Jeff Dean

Google’s Jeff Dean Unveils TPU v7 Details, Calls for New Era of Academic ‘Moonshots’

Speaking from the sidelines of the NeurIPS 2025 conference, Google Chief Scientist Jeff Dean offered a detailed look into the company’s hardware trajectory while issuing a broad call for new “moonshot” funding models to sustain academic innovation.

In an exclusive interview with Andy Konwinski for the Laude Institute, Dean discussed the capabilities of Google’s seventh-generation Tensor Processing Unit (TPU), the company’s evolving strategy on open research versus proprietary secrets, and the critical need to apply AI to societal challenges like healthcare.

The Evolution of the TPU

Dean, who serves as the co-technical lead of Google’s Gemini project, confirmed details regarding the company’s latest silicon, the TPU v7. While noting that each generation offers improvements over the last, Dean highlighted specific architectural shifts designed to accommodate the massive training requirements of modern large language models.

“It’s connected together into these very large configurations that we call pods,” Dean said, estimating the scale at “9,216 chips… per pod.”

He emphasized that the new hardware is optimized for efficiency, specifically targeting “much higher performance, especially for lower precision floating point formats, like FP4,” which he noted will be “really useful for training large models.”

Dean recounted the origins of the TPU program, which began as a “thought experiment” in 2013 and resulted in deployed hardware by 2015. The impetus was Google’s realization that running advanced speech models on standard CPUs at scale would be financially and logistically impossible.

“We would actually need to double the number of computers Google had overall in order to just roll out this improved speech model,” Dean told Konwinski. This necessity drove Google to design specialized hardware that was “30 to 70 times more energy efficient than contemporary CPUs or GPUs.”

Advocating for “Moonshot” Research

Beyond hardware, a significant portion of the conversation focused on the state of scientific research. Dean, along with Konwinski and other prominent figures in the AI field, serves on the board of the Laude Institute, a non-profit dedicated to funding ambitious research projects.

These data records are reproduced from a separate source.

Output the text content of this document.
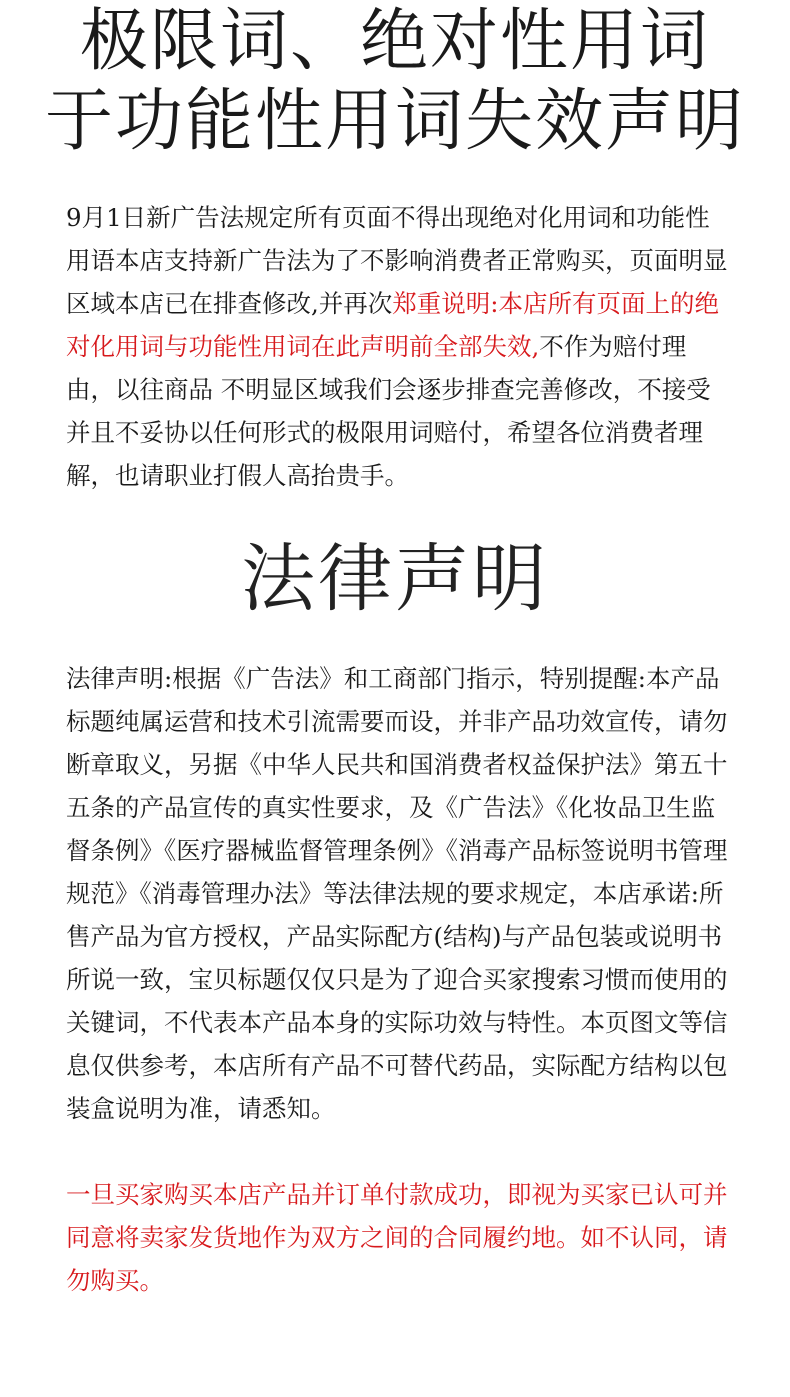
极限词、绝对性用词
于功能性用词失效声明

9月1日新广告法规定所有页面不得出现绝对化用词和功能性用语本店支持新广告法为了不影响消费者正常购买，页面明显区域本店已在排查修改,并再次郑重说明:本店所有页面上的绝对化用词与功能性用词在此声明前全部失效,不作为赔付理由，以往商品 不明显区域我们会逐步排查完善修改，不接受并且不妥协以任何形式的极限用词赔付，希望各位消费者理解，也请职业打假人高抬贵手。

法律声明

法律声明:根据《广告法》和工商部门指示，特别提醒:本产品标题纯属运营和技术引流需要而设，并非产品功效宣传，请勿断章取义，另据《中华人民共和国消费者权益保护法》第五十五条的产品宣传的真实性要求，及《广告法》《化妆品卫生监督条例》《医疗器械监督管理条例》《消毒产品标签说明书管理规范》《消毒管理办法》等法律法规的要求规定，本店承诺:所售产品为官方授权，产品实际配方(结构)与产品包装或说明书所说一致，宝贝标题仅仅只是为了迎合买家搜索习惯而使用的关键词，不代表本产品本身的实际功效与特性。本页图文等信息仅供参考，本店所有产品不可替代药品，实际配方结构以包装盒说明为准，请悉知。

一旦买家购买本店产品并订单付款成功，即视为买家已认可并同意将卖家发货地作为双方之间的合同履约地。如不认同，请勿购买。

Dean argued that while industry labs drive significant progress, a healthy academic sector is vital for long-term innovation. “I advocate that we should have a vibrant academic funding model for academic research because the returns are quite large to society,” Dean stated.

He specifically championed a “moonshot” approach—funding three-to-five-year research horizons that sit between immediate product development and decades-long theoretical inquiry. Dean suggested this timeframe is the “delightful time range” because it is “not so distant that it won’t have impact, but it’s not so short a time period that you can’t conceive of doing something ambitious.”

Healthcare as the Next Frontier

When asked about specific areas ripe for this type of research, Dean pointed to healthcare as a primary candidate for AI integration, despite the regulatory and privacy hurdles.

“How can we as society use every past decision that’s been made in health to inform every future decision?” Dean asked. He acknowledged that achieving this is a “super hard goal” due to privacy concerns and regulatory fragmentation, but suggested that technical solutions like “privacy preserving machine learning or federated learning” could bridge the gap.

Balancing Openness and Competition

The interview also touched on the shifting culture of openness in AI research. With Google facing intense competition in the generative AI space, Dean acknowledged a strategic pivot regarding what the company chooses to publish.

“In this current competitive dynamic we tend to not publish the secret sauce inside our architecture of our Gemini model,” Dean explained. However, he insisted that Google remains committed to the scientific community. “We do publish a lot of stuff in the sort of earlier stage research aspects… of, ‘here are interesting new kinds of model architectures that we haven’t proven out but we’ve experimented with at small scale.’”

Dean cited Google’s computational photography work on the Pixel phone as an example of their current publishing cadence: releasing the product feature first, then publishing the research “a little bit of a delay” later.

The conversation underscored Google’s continued reliance on a vertically integrated stack—from custom silicon to high-level applications—while highlighting Dean’s personal focus on ensuring that the AI revolution extends beyond chatbots and into fundamental scientific and societal progress.